Эти стихотворения объединяет мотив «замерзания». У Ходасевича замерзание символизирует утрату вдохновения, у Бродского — разлуку, умирание чувства (его стихотворение имеет любовный подтекст). Оба содержат отсылки к пушкинским текстам: «Север крошит металл…» — к «Полтаве», «Вдруг из-за туч озолотило…» — к «19 октября» (1825), открывающемуся описанием краткого осеннего дня («Проглянет день как будто поневоле / И скроется за край окружных гор» [II, 244]). «Холодный чай» Ходасевича переиначен Бродским в «горячий чай». «Черному лесу» соответствует чернеющее «прощай». Сигналом того, что стихотворение Бродского переписывалось, является подчеркнутое нарушение семантической правильности высказывания: глагол «раздается» должен относиться или к смеху, или к «прощай», но не к снегу. Холод у Бродского обретает, в противоположность Ходасевичу, позитивные коннотации: «Холод меня воспитал и вложил перо / в пальцы, чтоб их согреть в горсти» (II, 398). У Ходасевича же холод контрастирует с поэтическим вдохновением: «Дай посиять в румяном блеске, / Прилежным поскрипеть пером» (с. 157). Одновременно эти строки и Ходасевича, и Бродского — отклик на пушкинскую «Осень», в которой мотив осенних холодов и скорой временной смерти природы соединен с мотивом вдохновения. Ходасевич цитирует также более раннее пушкинское «Зимнее утро», с которым «Осень» интертекстуально соотнесена. Строки из «Зимнего утра»: «Вся комната янтарным блеском / Озарена» (III, 125) — у Ходасевича превращаются в «Дай посиять румяным блеском». Кроме того, Ходасевич и Бродский цитируют строку из «Осени»: «И пальцы просятся к перу…» (III, 248).
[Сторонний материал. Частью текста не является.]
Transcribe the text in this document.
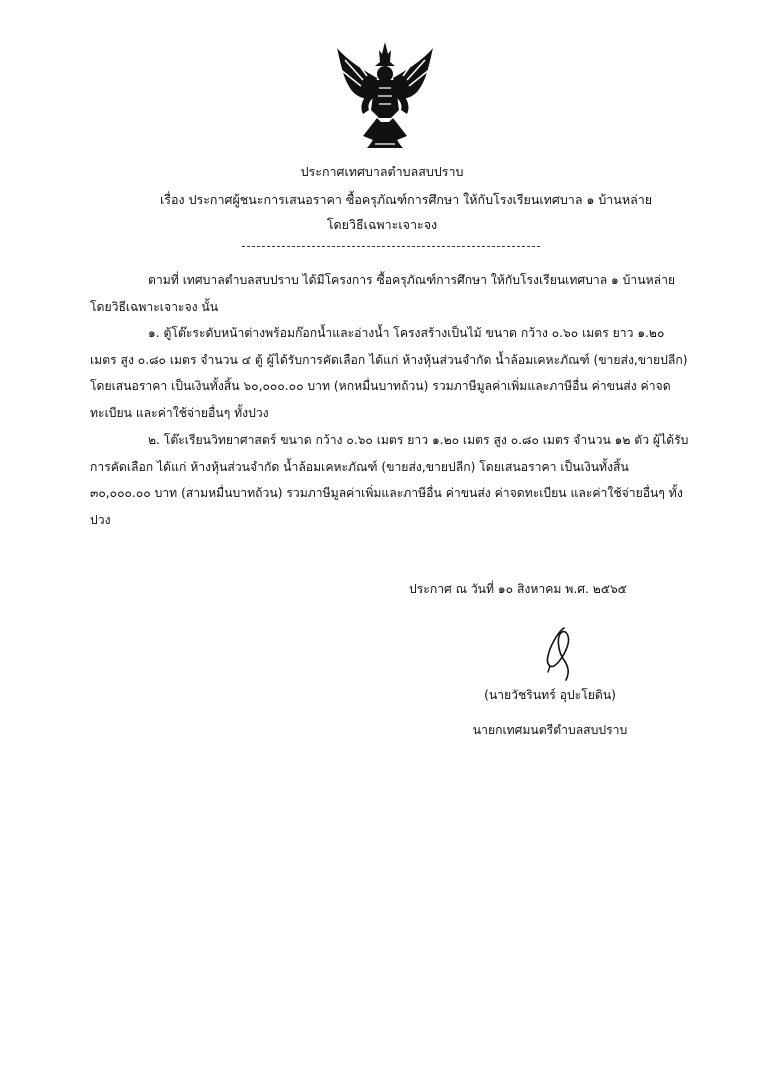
ประกาศเทศบาลตำบลสบปราบ
เรื่อง ประกาศผู้ชนะการเสนอราคา ซื้อครุภัณฑ์การศึกษา ให้กับโรงเรียนเทศบาล ๑ บ้านหล่าย
โดยวิธีเฉพาะเจาะจง
ตามที่ เทศบาลตำบลสบปราบ ได้มีโครงการ ซื้อครุภัณฑ์การศึกษา ให้กับโรงเรียนเทศบาล ๑ บ้านหล่าย โดยวิธีเฉพาะเจาะจง นั้น
๑. ตู้โต๊ะระดับหน้าต่างพร้อมก๊อกน้ำและอ่างน้ำ โครงสร้างเป็นไม้ ขนาด กว้าง ๐.๖๐ เมตร ยาว ๑.๒๐ เมตร สูง ๐.๘๐ เมตร จำนวน ๔ ตู้ ผู้ได้รับการคัดเลือก ได้แก่ ห้างหุ้นส่วนจำกัด น้ำล้อมเคหะภัณฑ์ (ขายส่ง,ขายปลีก) โดยเสนอราคา เป็นเงินทั้งสิ้น ๖๐,๐๐๐.๐๐ บาท (หกหมื่นบาทถ้วน) รวมภาษีมูลค่าเพิ่มและภาษีอื่น ค่าขนส่ง ค่าจดทะเบียน และค่าใช้จ่ายอื่นๆ ทั้งปวง
๒. โต๊ะเรียนวิทยาศาสตร์ ขนาด กว้าง ๐.๖๐ เมตร ยาว ๑.๒๐ เมตร สูง ๐.๘๐ เมตร จำนวน ๑๒ ตัว ผู้ได้รับการคัดเลือก ได้แก่ ห้างหุ้นส่วนจำกัด น้ำล้อมเคหะภัณฑ์ (ขายส่ง,ขายปลีก) โดยเสนอราคา เป็นเงินทั้งสิ้น ๓๐,๐๐๐.๐๐ บาท (สามหมื่นบาทถ้วน) รวมภาษีมูลค่าเพิ่มและภาษีอื่น ค่าขนส่ง ค่าจดทะเบียน และค่าใช้จ่ายอื่นๆ ทั้งปวง
ประกาศ ณ วันที่ ๑๐ สิงหาคม พ.ศ. ๒๕๖๕
(นายวัชรินทร์ อุปะโยดิน)
นายกเทศมนตรีตำบลสบปราบ
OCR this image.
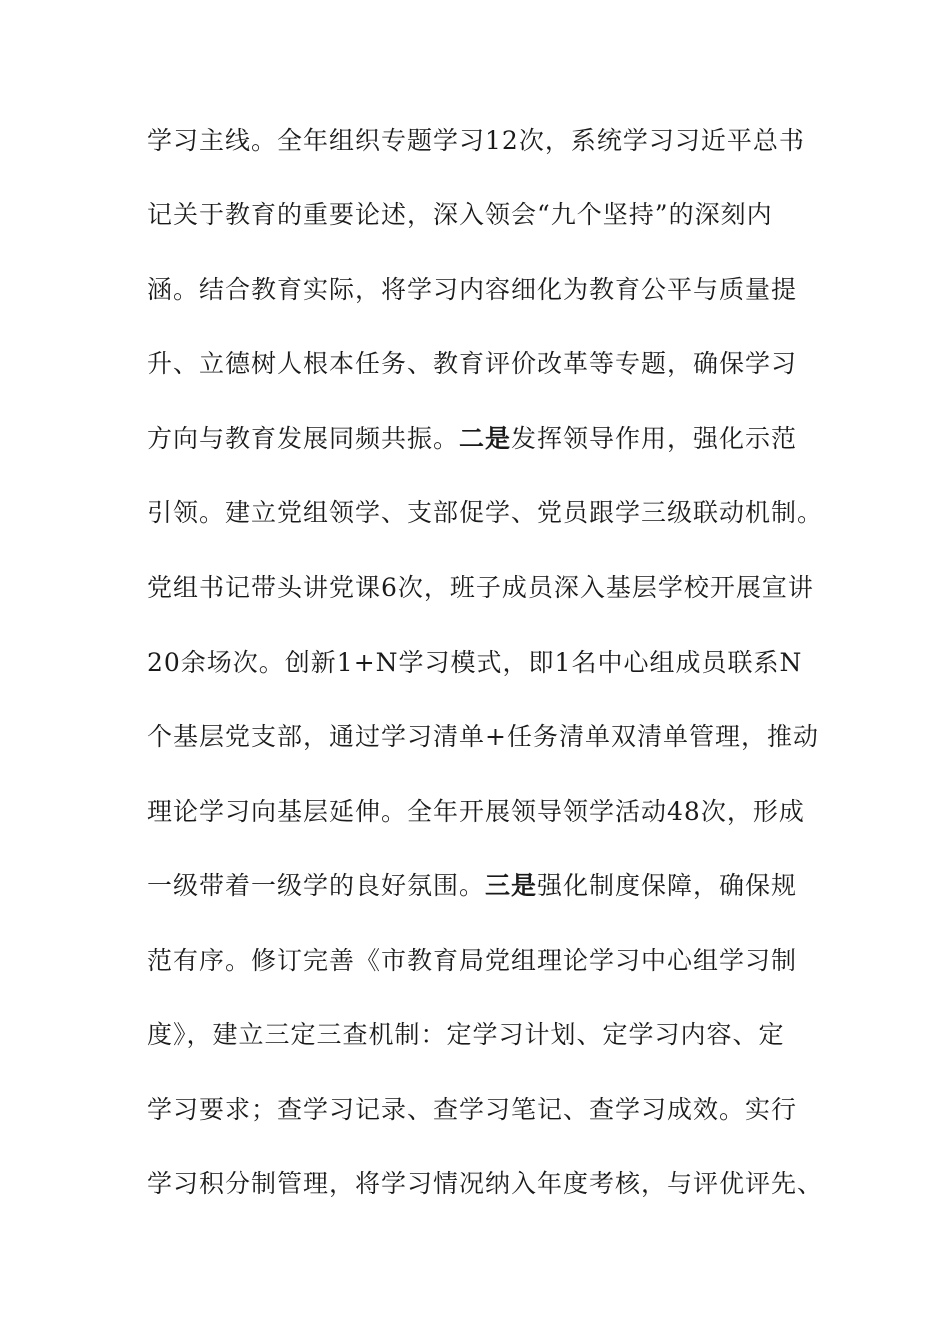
学习主线。全年组织专题学习12次，系统学习习近平总书
记关于教育的重要论述，深入领会“九个坚持”的深刻内
涵。结合教育实际，将学习内容细化为教育公平与质量提
升、立德树人根本任务、教育评价改革等专题，确保学习
方向与教育发展同频共振。二是发挥领导作用，强化示范
引领。建立党组领学、支部促学、党员跟学三级联动机制。
党组书记带头讲党课6次，班子成员深入基层学校开展宣讲
20余场次。创新1+N学习模式，即1名中心组成员联系N
个基层党支部，通过学习清单+任务清单双清单管理，推动
理论学习向基层延伸。全年开展领导领学活动48次，形成
一级带着一级学的良好氛围。三是强化制度保障，确保规
范有序。修订完善《市教育局党组理论学习中心组学习制
度》，建立三定三查机制：定学习计划、定学习内容、定
学习要求；查学习记录、查学习笔记、查学习成效。实行
学习积分制管理，将学习情况纳入年度考核，与评优评先、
Ходасевич полемически — по отношению к Пушкину — связывает холод зимы с утратой поэтического вдохновения, а темноту — с угасанием творческого огня и духовных стремлений (в «Осени» вдохновение пробуждается вечером у «камелька забытого» [III, 248]). Бродский же как бы возвращается к пушкинским текстам, «зачеркивая» написанное «поверх них» стихотворение Ходасевича. Впрочем, оно, вероятно, является текстом «с двойным дном». «Солнце русской поэзии» — уподобление, которое впервые прозвучало в некрологе В. Ф. Одоевского на смерть Пушкина. Этот образ стал своего рода метафорическим именем поэта в стихотворениях и в статье Осипа Мандельштама «Скрябин и христианство»[574]. И солнце в стихотворении Ходасевича может также означать Пушкина, а закат зимнего солнца — трагический разрыв настоящего с пушкинской поэтической традицией. Указания на интертекст «Зимнее утро» — «Осень» — «Вдруг из-за туч озолотило…» присутствуют и в более позднем стихотворении Бродского «Эклога 4-я (зимняя)» (1980). Строка «и перо скрипит, как чужие сани» (III, 13) отсылает и к перу из пушкинской «Осени», и к ходасевичевскому скрипящему перу[575]. Сани — аллюзия на пушкинские «Осень» и «Зимнее утро» и на элегию П. А. Вяземского «Первый снег». Во всех трех стихотворениях упоминаются санные катанья, причем в «Осени» содержатся переклички с «Первым снегом» и с «Зимним утром». Но пушкинскому упоению любовью и радостью жизни у Бродского противопоставлено холодное одиночество лирического «Я». Совершенно чужд стихотворению Вяземского и двум связанным с ним пушкинским текстам мотив близкой смерти, которым окрашены строки Бродского. В этом отношении произведение Бродского скорее перекликается с другой «Осенью» — «Осенью» Баратынского.

Скрипящее перо — инвариантный образ поэзии Бродского, встречающийся и в стихотворении «Пятая годовщина (4 июня 1977)»: «Скрипи, мое перо, мой коготок, мой посох»; «Скрипи, скрипи, перо! переводи бумагу» (II; 422)[576]. У Бродского — в отличие от Ходасевича — в роли субъекта действия выступает не поэт, а перо, у автора «Тяжелой лиры» обладающее только орудийной функцией[577].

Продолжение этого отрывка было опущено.